外科医Ⅳ

 病院の周辺まで駆け戻った時、近くの通りが騒然としているのに気が付いた。

 死体を抱えているところを見られるわけにはいかないので遠くから様子を見ていると、どうやら当の病院が人に囲まれているらしい。

「……どうなっているんだ」

 一刻を争う状況だが、まさか人を押しのけて通るわけにもいかないので、私は遠回りして病院の裏口から入ることにした。

 裏口のカギを閉めることも忘れて病院の中を進んでいくと、蒼白になった父が手術室の近くに立っていた。

 ひどく汗をかいており、髪も乱れている。

「……おお! ギデオン! 今までどこにいたんだ!? ……なんだその娘は!?」

「なんの騒ぎです?」

「スノウ=ホワイトが舞台上で倒れたのだ!」

 サテンのチェスターコートを羽織ったまま、父は錯乱した様子でそう答えた。

「それがどうしてうちの病院の周りに人が集まるんです?」

「わたしがこの病院に運ばせたのだ」

「なんですって!?」

 思わず声を荒げた私に、父はしどろもどろになりながらわけを話し始めた。

「そもそも、他の病院では治せない病気でいたんだ。
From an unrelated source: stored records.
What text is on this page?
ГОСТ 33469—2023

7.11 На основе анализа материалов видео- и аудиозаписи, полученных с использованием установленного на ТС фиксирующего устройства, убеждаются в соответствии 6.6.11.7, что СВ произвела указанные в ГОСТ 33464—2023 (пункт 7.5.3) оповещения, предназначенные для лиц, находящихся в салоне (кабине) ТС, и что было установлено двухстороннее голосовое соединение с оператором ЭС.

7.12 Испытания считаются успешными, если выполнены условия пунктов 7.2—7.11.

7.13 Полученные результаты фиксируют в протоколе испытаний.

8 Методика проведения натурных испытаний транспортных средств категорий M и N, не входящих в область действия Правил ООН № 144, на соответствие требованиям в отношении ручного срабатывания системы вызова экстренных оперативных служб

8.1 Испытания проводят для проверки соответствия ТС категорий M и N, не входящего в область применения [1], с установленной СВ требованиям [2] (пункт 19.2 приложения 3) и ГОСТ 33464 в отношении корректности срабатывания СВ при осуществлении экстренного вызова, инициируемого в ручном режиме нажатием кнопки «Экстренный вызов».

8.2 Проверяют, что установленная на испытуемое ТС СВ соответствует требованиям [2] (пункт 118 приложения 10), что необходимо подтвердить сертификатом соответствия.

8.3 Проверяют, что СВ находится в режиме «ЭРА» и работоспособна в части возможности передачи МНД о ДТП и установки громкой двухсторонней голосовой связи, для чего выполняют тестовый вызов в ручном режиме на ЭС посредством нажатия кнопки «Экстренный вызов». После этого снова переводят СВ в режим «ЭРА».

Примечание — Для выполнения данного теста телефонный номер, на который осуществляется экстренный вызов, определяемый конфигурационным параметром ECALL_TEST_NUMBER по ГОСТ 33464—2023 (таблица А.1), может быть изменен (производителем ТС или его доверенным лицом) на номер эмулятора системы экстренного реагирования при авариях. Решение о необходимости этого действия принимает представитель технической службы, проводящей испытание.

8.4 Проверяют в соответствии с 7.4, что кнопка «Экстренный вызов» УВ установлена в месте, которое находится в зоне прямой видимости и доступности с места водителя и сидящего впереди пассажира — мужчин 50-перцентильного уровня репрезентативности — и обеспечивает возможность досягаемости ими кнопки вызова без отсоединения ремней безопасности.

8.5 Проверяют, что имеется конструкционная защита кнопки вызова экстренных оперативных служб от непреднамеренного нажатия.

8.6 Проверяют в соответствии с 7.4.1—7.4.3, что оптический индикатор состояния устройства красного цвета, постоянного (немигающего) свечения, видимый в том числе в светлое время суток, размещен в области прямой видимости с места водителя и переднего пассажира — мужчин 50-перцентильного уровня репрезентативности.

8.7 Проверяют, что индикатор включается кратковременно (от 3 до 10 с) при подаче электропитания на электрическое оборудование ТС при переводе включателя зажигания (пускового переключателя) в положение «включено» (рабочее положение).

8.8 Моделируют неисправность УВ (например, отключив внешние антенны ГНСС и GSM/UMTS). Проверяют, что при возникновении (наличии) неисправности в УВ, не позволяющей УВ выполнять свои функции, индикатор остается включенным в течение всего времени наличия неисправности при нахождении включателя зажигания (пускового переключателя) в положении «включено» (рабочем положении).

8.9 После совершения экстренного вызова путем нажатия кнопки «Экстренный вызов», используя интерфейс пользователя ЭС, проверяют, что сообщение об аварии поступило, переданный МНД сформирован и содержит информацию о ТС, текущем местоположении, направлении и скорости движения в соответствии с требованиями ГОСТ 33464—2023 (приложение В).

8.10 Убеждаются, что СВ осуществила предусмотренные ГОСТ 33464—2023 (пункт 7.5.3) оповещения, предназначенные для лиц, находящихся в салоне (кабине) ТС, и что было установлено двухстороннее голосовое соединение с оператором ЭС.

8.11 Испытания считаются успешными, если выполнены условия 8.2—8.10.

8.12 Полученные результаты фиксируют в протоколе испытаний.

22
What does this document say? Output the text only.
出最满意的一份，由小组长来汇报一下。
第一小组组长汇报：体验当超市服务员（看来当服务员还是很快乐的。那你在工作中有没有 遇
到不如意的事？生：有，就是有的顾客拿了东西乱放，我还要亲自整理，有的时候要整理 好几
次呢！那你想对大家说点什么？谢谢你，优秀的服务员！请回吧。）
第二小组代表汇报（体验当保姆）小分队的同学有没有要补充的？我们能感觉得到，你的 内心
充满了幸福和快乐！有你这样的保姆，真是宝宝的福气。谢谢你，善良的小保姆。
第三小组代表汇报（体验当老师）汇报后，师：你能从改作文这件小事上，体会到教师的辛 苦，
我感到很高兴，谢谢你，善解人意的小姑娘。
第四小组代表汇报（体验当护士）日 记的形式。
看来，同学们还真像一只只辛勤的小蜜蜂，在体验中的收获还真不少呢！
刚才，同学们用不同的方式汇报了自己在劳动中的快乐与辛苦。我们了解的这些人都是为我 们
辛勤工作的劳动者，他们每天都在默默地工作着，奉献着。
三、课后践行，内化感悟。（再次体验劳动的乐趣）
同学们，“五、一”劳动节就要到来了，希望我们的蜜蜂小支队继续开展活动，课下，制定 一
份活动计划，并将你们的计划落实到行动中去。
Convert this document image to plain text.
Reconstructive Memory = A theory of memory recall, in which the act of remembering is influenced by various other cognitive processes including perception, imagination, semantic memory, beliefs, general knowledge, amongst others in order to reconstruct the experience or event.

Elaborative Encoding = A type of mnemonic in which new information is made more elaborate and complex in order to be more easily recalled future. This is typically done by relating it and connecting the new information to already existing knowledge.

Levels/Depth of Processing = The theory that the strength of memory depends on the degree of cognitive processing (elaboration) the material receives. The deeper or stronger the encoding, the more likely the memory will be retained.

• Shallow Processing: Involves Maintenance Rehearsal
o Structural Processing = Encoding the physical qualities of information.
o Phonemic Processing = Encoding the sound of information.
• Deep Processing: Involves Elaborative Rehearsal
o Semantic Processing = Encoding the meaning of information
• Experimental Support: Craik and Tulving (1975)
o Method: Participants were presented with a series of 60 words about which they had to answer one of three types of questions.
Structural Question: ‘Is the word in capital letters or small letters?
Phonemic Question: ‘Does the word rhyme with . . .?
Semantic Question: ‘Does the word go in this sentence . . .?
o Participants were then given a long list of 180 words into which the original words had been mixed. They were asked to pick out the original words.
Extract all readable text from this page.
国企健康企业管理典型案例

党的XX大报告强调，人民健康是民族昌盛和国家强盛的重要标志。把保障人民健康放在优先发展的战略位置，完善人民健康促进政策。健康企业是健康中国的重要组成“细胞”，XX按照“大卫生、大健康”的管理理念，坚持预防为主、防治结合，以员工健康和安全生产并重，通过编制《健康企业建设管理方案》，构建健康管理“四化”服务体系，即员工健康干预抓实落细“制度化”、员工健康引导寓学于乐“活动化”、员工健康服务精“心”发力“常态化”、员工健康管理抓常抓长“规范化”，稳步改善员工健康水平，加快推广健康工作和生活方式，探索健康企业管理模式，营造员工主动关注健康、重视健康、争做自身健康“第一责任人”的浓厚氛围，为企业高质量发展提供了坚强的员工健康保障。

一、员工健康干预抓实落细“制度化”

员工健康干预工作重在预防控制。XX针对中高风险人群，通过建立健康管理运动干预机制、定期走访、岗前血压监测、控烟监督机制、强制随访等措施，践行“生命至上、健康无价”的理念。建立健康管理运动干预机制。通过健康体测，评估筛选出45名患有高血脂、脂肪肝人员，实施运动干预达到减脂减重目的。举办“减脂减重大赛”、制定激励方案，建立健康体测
お前ならなんとかできると思ってな……」

「彼女がここで死んだとなれば、うちの病院はおしまいです!」

「お、お前は医者じゃないか……」

「あなただって医者でしょうッ!」

 怒鳴り声を上げてから、私は我に返った。

 違う、今は言い争っている場合はではない。

「……スノウ=ホワイトよりも前に、私にはやることがあります」

「その抱えている娘か? 一体誰だね?」

「花売りの娘です。路地裏で倒れていました」

 父は目を白黒させた。自分が何を言おうとしているのか、まったく理解できていない様子だった。

「とにかく、スノウ=ホワイトを優先して治療してくれ……満員のホールが彼女を待っているんだ!」

「……ッ!」

 私はそれ以上父と言葉を交わすことなく、ロザリアを抱えたまま手術室へ駆け込んだ。



 死体が二つ、並んでいた。

 ずたずたに切り刻まれて、無残にも血に塗れた死体と、まるで眠りについたかのように美しいままの死体。

 命の終着は皆平等に訪れるものだが、目の前の光景が公平なものだとは断じて言えない。

 病院を囲む人だかりからは、悲鳴のような怒号が鳴り響いている。

 二つの死体の前に立ち、私は静かに自分の呼吸音を聞いていた。

 死してなお、人間は平等にはいさせてもらえない。今眼前にあるのは、そんな救いようのない事実だけだ。

 ふと、手術室に小さな花瓶が置いてあるのが目についた。

 ブルーベルの小さな花が、場違いに挿されている。

『変わらぬ心』

 ブルーベルの花言葉。

 芸術品のようなスノウ=ホワイトの死に顔を前にして、悪魔のような考えが湧き上がる。

「……復讐と言いましたね」

 呟いても、スノウ=ホワイトはなにも答えない。

 彼女はただそこに、完全な美しさを保ったまま横たわっている。

「その『復讐』……私が引き継がせてもらいますよ」

 誰も返事などしなかったが、私は確かに、私の中に潜んでいた悪魔が首肯したのを聞いた。